Like peanut butter & chocolate.
Directing article at The SWLing Post, and the main article at, uh, some guy in Chicago's blog. The bottom line is that a tech guy from the Chicago financial scene was out biking and spied some long-range shortwave beam antennas pointed in the general direction of western Europe on the same tower as a local microwave link pointed at the Chicago Mercantile Exchange. Hmm. From the blog post:
Shortwave is no panacea. It's unreliable, expensive, and very low bandwidth. Think dialup speeds. But you can't beat it for latency.You bet it can't be beat. For a straight-line path at the speed of light, 6000 miles to Europe at 186 miles per millisecond comes out to 32 ms travel time. Though fiber optic, this would be about 47% slower, so make that 47 ms. Additionally, while the fiber optic may be somewhat directly routed, it can never be exactly a straight line.

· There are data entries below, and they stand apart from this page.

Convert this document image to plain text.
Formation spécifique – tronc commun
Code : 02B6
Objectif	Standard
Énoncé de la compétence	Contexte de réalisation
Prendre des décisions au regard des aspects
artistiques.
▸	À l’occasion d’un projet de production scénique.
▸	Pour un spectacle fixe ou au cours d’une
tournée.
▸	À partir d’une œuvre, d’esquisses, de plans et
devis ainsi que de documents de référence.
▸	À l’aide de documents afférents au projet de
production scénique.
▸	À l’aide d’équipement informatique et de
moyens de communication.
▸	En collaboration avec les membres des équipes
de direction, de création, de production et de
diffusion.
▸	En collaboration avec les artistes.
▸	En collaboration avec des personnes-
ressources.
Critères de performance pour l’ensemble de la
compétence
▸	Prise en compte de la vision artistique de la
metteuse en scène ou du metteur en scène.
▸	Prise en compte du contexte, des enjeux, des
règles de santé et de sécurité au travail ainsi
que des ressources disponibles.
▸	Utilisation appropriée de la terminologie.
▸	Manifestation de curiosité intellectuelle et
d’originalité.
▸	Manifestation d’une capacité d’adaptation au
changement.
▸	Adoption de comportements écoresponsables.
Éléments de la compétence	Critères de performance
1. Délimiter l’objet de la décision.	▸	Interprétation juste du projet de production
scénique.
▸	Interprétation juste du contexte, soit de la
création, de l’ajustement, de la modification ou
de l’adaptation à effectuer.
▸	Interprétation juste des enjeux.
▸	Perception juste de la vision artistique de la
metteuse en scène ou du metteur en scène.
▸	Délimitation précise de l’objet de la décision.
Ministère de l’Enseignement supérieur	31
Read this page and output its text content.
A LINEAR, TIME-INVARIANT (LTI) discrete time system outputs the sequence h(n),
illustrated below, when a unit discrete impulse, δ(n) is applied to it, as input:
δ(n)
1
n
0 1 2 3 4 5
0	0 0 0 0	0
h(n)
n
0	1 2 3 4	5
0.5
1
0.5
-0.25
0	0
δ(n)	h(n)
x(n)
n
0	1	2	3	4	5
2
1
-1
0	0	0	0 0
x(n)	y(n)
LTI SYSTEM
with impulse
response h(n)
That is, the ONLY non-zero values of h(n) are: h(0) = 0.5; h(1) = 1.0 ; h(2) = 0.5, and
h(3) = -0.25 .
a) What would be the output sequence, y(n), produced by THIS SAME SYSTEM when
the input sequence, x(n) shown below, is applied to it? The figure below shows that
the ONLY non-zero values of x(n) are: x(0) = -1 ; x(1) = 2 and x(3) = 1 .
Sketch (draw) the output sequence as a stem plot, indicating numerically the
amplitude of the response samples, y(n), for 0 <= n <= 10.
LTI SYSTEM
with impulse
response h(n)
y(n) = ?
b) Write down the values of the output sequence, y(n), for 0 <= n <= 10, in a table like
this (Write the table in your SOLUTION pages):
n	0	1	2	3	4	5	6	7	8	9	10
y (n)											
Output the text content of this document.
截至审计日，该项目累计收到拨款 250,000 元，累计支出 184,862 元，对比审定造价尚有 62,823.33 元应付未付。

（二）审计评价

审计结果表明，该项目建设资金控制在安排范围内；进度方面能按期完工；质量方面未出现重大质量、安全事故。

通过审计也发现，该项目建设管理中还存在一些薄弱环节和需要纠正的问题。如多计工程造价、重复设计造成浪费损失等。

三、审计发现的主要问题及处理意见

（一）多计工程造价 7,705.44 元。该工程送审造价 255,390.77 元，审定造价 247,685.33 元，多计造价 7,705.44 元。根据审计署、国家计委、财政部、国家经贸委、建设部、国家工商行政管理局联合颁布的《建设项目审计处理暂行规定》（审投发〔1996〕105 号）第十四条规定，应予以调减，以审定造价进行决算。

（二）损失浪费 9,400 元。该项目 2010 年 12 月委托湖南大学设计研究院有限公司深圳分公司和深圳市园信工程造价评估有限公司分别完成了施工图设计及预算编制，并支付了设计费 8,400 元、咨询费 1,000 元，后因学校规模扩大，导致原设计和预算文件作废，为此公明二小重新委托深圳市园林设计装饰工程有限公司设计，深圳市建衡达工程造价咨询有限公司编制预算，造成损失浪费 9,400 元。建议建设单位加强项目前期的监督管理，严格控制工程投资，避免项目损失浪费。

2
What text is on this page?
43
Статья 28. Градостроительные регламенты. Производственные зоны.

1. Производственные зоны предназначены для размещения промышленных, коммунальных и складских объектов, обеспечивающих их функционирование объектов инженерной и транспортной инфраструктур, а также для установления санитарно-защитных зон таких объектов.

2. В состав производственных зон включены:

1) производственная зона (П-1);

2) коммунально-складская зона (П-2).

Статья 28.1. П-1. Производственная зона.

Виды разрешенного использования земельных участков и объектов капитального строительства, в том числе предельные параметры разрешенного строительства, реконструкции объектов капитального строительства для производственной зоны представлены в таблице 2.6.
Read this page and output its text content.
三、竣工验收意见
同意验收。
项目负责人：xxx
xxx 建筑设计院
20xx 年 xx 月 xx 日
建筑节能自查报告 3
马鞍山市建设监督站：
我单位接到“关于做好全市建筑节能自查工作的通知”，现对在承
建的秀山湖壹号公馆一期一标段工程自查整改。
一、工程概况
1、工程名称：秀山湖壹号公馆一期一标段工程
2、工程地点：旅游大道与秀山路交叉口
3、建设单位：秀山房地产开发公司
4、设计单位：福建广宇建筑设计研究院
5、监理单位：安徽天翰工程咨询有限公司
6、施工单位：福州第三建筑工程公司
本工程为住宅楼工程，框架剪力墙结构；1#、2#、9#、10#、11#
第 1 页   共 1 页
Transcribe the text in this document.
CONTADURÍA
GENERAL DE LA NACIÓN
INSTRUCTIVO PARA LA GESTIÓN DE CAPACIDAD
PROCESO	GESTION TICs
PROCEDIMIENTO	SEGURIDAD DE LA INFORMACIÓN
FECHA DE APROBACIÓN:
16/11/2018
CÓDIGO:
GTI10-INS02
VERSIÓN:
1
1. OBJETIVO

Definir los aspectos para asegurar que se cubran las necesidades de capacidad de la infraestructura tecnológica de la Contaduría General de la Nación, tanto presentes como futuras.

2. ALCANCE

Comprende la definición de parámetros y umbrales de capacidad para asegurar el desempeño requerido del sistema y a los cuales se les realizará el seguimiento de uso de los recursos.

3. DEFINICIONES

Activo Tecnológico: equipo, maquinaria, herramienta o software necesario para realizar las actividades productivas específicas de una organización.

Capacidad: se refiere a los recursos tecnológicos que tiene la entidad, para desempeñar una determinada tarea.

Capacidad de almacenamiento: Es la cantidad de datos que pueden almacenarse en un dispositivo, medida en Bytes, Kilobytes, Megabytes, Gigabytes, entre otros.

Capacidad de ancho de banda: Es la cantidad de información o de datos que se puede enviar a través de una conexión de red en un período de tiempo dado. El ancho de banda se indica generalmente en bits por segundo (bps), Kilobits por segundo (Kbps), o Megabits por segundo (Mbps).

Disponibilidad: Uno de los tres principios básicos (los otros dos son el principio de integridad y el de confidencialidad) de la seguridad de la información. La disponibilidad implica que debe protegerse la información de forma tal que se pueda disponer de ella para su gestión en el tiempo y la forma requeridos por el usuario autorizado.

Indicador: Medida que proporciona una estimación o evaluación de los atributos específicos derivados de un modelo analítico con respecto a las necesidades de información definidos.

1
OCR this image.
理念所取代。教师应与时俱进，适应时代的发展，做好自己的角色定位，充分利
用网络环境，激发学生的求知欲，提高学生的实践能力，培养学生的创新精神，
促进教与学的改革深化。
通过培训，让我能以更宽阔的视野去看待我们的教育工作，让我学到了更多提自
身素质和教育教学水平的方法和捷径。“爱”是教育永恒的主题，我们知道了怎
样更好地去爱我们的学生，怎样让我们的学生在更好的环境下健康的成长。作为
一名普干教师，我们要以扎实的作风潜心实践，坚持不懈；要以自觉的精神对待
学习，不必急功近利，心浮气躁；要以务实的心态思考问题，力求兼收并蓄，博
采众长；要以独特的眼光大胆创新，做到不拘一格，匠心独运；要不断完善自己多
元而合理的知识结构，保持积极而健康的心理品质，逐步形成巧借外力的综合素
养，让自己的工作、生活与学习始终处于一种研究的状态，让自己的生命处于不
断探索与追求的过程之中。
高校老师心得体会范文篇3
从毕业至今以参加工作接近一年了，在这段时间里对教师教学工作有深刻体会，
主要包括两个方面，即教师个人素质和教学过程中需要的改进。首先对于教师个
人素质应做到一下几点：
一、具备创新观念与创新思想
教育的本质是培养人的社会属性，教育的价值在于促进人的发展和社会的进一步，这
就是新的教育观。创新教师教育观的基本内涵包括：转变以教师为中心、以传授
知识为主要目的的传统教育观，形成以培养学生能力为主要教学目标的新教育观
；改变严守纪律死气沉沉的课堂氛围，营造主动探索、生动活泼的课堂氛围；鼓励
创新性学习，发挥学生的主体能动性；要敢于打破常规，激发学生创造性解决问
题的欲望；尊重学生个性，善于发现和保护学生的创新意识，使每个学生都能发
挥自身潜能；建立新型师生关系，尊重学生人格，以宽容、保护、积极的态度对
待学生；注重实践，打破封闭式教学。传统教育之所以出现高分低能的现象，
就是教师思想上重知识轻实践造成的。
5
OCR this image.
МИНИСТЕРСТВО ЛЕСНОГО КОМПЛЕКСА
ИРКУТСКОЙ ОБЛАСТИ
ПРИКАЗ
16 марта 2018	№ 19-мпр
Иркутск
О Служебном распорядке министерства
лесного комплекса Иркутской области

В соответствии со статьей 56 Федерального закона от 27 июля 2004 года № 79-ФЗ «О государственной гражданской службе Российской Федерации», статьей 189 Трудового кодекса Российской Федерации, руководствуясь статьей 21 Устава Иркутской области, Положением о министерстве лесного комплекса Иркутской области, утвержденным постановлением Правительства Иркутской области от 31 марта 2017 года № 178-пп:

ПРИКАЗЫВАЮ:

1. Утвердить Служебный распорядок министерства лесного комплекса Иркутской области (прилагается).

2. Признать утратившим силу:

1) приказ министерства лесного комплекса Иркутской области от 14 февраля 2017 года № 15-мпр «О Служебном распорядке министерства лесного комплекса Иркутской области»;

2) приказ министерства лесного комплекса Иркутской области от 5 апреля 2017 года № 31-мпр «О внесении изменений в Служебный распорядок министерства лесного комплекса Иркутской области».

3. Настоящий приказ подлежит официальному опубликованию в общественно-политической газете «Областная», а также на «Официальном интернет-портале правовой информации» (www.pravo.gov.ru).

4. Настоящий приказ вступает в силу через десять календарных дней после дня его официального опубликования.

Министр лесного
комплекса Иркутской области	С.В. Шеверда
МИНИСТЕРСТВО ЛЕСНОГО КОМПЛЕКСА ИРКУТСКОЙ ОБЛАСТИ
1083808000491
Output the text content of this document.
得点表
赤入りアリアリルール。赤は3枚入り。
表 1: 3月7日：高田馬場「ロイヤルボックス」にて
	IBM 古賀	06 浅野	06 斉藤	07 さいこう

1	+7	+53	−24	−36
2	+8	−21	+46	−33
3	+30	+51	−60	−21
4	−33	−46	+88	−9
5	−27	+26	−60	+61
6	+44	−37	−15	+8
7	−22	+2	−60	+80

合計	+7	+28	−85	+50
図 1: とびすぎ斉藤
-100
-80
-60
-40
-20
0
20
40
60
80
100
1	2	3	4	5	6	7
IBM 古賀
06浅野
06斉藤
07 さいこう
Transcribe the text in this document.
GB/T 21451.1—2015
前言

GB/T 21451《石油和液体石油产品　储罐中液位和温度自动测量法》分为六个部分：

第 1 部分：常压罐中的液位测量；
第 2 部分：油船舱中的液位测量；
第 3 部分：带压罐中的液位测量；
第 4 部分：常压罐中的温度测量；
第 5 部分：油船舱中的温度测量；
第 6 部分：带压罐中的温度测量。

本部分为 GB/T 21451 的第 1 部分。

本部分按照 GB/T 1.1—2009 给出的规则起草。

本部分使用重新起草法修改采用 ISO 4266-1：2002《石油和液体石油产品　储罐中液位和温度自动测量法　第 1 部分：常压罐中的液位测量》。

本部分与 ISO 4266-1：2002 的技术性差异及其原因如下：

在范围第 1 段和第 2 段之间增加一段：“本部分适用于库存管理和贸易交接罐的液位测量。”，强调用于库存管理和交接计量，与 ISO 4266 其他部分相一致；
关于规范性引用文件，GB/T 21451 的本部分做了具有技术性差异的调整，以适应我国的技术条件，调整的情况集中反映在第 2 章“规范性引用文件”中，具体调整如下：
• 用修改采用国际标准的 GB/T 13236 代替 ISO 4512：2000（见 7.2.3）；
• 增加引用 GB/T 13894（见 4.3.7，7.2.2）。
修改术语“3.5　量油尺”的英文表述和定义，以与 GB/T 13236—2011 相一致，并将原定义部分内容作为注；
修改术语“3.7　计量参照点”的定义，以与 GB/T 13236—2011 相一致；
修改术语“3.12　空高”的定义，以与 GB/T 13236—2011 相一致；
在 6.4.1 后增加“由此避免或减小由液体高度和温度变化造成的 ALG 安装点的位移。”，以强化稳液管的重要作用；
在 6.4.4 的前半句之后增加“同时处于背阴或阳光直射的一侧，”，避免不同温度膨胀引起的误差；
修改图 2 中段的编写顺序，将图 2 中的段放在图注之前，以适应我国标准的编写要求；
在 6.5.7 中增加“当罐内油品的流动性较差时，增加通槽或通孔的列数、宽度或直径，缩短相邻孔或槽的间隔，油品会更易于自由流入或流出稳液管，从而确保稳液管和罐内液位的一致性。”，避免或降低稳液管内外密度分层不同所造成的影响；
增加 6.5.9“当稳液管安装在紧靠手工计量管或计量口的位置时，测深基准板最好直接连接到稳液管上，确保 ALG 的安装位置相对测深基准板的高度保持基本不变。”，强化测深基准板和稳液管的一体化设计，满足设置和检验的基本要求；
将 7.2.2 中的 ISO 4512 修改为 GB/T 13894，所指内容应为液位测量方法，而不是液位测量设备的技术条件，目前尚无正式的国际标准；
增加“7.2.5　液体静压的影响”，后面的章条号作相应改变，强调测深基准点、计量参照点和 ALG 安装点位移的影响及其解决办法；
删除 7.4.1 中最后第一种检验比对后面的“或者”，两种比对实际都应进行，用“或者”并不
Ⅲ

Call it at best taking the square way around a block vs. the diagonal. That's another 41%, which brings us up to 66 ms, which is more than double the shortwave transmission time. Throw in delays caused by in-line amplifiers, routers, etc. and it's going to total to quite a bit more. But just going with the original numbers, is 34 ms enough to matter? Not to me, no. But yes, to some people I can imagine this would be important.
Thales (pretty much the first scientist ever) was right: Science can be useful, and even make it fairly easy to make money. Throw in the whole "figured this out while biking" angle and it makes quite an appealing story.